Advantage of multimodal concept generation: Combining LLM semantics with visual exemplars yields significantly higher CLIP Scores on domain-specific datasets compared to unimodal methods.
Semantic consistency in concept–class mapping: Visualizations on CIFAR10 confirm that shared concepts correctly reflect semantic relationships (e.g., "hooves" and "long neck" are shared between deer and horse).

Highlights & Insights¶

Elegant design of partial sharing: The greedy merging algorithm based on activation patterns is concise and effective — selecting the maximally mergeable set, inheriting the union of class sets, and capping the number of exclusive concepts.
Theoretical grounding of CEA: The metric is derived from Shannon information theory with a well-defined upper bound (→1) and lower bound, offering greater theoretical elegance than existing metrics (CUE, NEC).
Experimental breadth: Evaluation across 11 datasets spanning general, fine-grained, and domain-specific tasks ensures strong generalizability of the conclusions.
Open-source release: Complete reproduction code and configurations are publicly available.

Limitations & Future Work¶

Dependence on CLIP encoder: The quality of concept filtering and labeling is bounded by CLIP's alignment capability.
Cost of GPT-4o: Concept generation requires querying GPT-4o, which incurs non-trivial costs at scale.
Hyperparameter sensitivity: The choices of $\tau_{\text{conf}}$ and $\tau_{\text{merge}}$ substantially affect performance and require careful tuning.
ImageNet subsampling: Due to dataset scale, only 10% of training images are used during merging, potentially affecting concept quality.
Static concept set: The current framework does not support dynamic concept updates based on feedback.

vs.
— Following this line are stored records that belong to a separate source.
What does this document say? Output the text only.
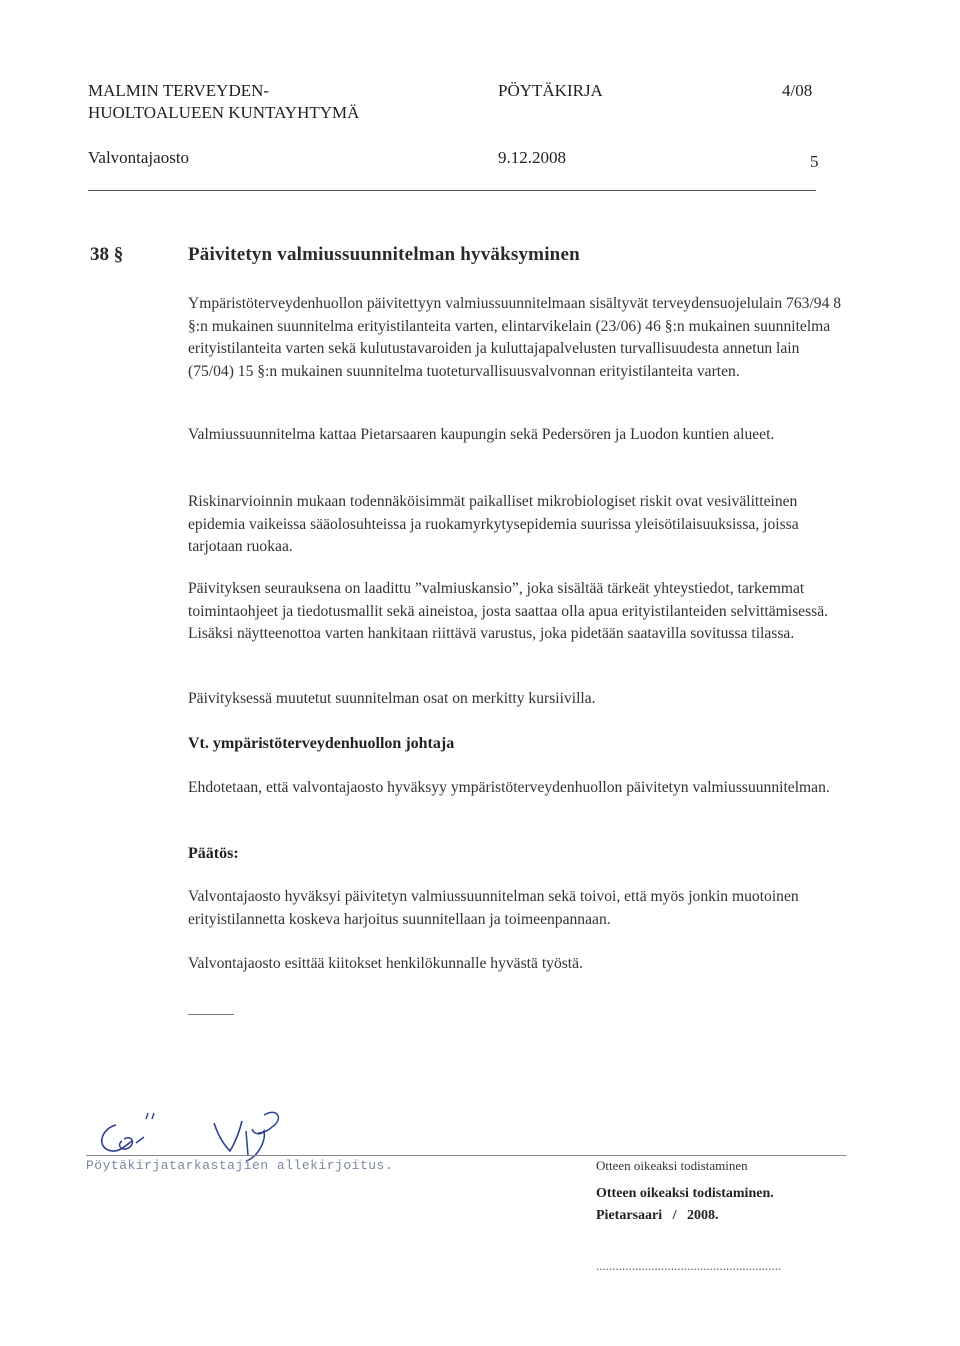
MALMIN TERVEYDEN-
HUOLTOALUEEN KUNTAYHTYMÄ
PÖYTÄKIRJA	4/08
Valvontajaosto	9.12.2008	5
38 §	Päivitetyn valmiussuunnitelman hyväksyminen
Ympäristöterveydenhuollon päivitettyyn valmiussuunnitelmaan sisältyvät terveydensuojelulain 763/94 8 §:n mukainen suunnitelma erityistilanteita varten, elintarvikelain (23/06) 46 §:n mukainen suunnitelma erityistilanteita varten sekä kulutustavaroiden ja kuluttajapalvelusten turvallisuudesta annetun lain (75/04) 15 §:n mukainen suunnitelma tuoteturvallisuusvalvonnan erityistilanteita varten.
Valmiussuunnitelma kattaa Pietarsaaren kaupungin sekä Pedersören ja Luodon kuntien alueet.
Riskinarvioinnin mukaan todennäköisimmät paikalliset mikrobiologiset riskit ovat vesivälitteinen epidemia vaikeissa sääolosuhteissa ja ruokamyrkytysepidemia suurissa yleisötilaisuuksissa, joissa tarjotaan ruokaa.
Päivityksen seurauksena on laadittu ”valmiuskansio”, joka sisältää tärkeät yhteystiedot, tarkemmat toimintaohjeet ja tiedotusmallit sekä aineistoa, josta saattaa olla apua erityistilanteiden selvittämisessä. Lisäksi näytteenottoa varten hankitaan riittävä varustus, joka pidetään saatavilla sovitussa tilassa.
Päivityksessä muutetut suunnitelman osat on merkitty kursiivilla.
Vt. ympäristöterveydenhuollon johtaja
Ehdotetaan, että valvontajaosto hyväksyy ympäristöterveydenhuollon päivitetyn valmiussuunnitelman.
Päätös:
Valvontajaosto hyväksyi päivitetyn valmiussuunnitelman sekä toivoi, että myös jonkin muotoinen erityistilannetta koskeva harjoitus suunnitellaan ja toimeenpannaan.
Valvontajaosto esittää kiitokset henkilökunnalle hyvästä työstä.
Pöytäkirjatarkastajien allekirjoitus.	Otteen oikeaksi todistaminen
Otteen oikeaksi todistaminen.
Pietarsaari   /   2008.
.........................................................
LF-CBM: LF-CBM employs a globally shared pool but suffers from concept redundancy; PS-CBM's partially shared strategy achieves a better balance between compactness and discriminability.
vs. DN-CBM: DN-CBM discovers visual concepts via sparse autoencoders and achieves high accuracy but requires 8,192 concepts; PS-CBM surpasses it with only 545.
CEA vs. CUE: CUE lacks a clear upper bound and is sensitive to text format; CEA is posterior, task-adaptive, and training-agnostic.

Rating¶

Novelty: ⭐⭐⭐⭐ — The partially shared strategy and CEA metric are well-motivated but not paradigm-shifting innovations.
Experimental Thoroughness: ⭐⭐⭐⭐⭐ — 11 datasets, 8 baselines, and multi-dimensional ablations; highly comprehensive.
Writing Quality: ⭐⭐⭐⭐⭐ — Clear structure, rich tables, excellent visualizations; the comparison matrix in Table 1 is particularly intuitive.
Value: ⭐⭐⭐⭐ — Makes a substantive contribution to the CBM field; the CEA metric has strong potential for broad adoption.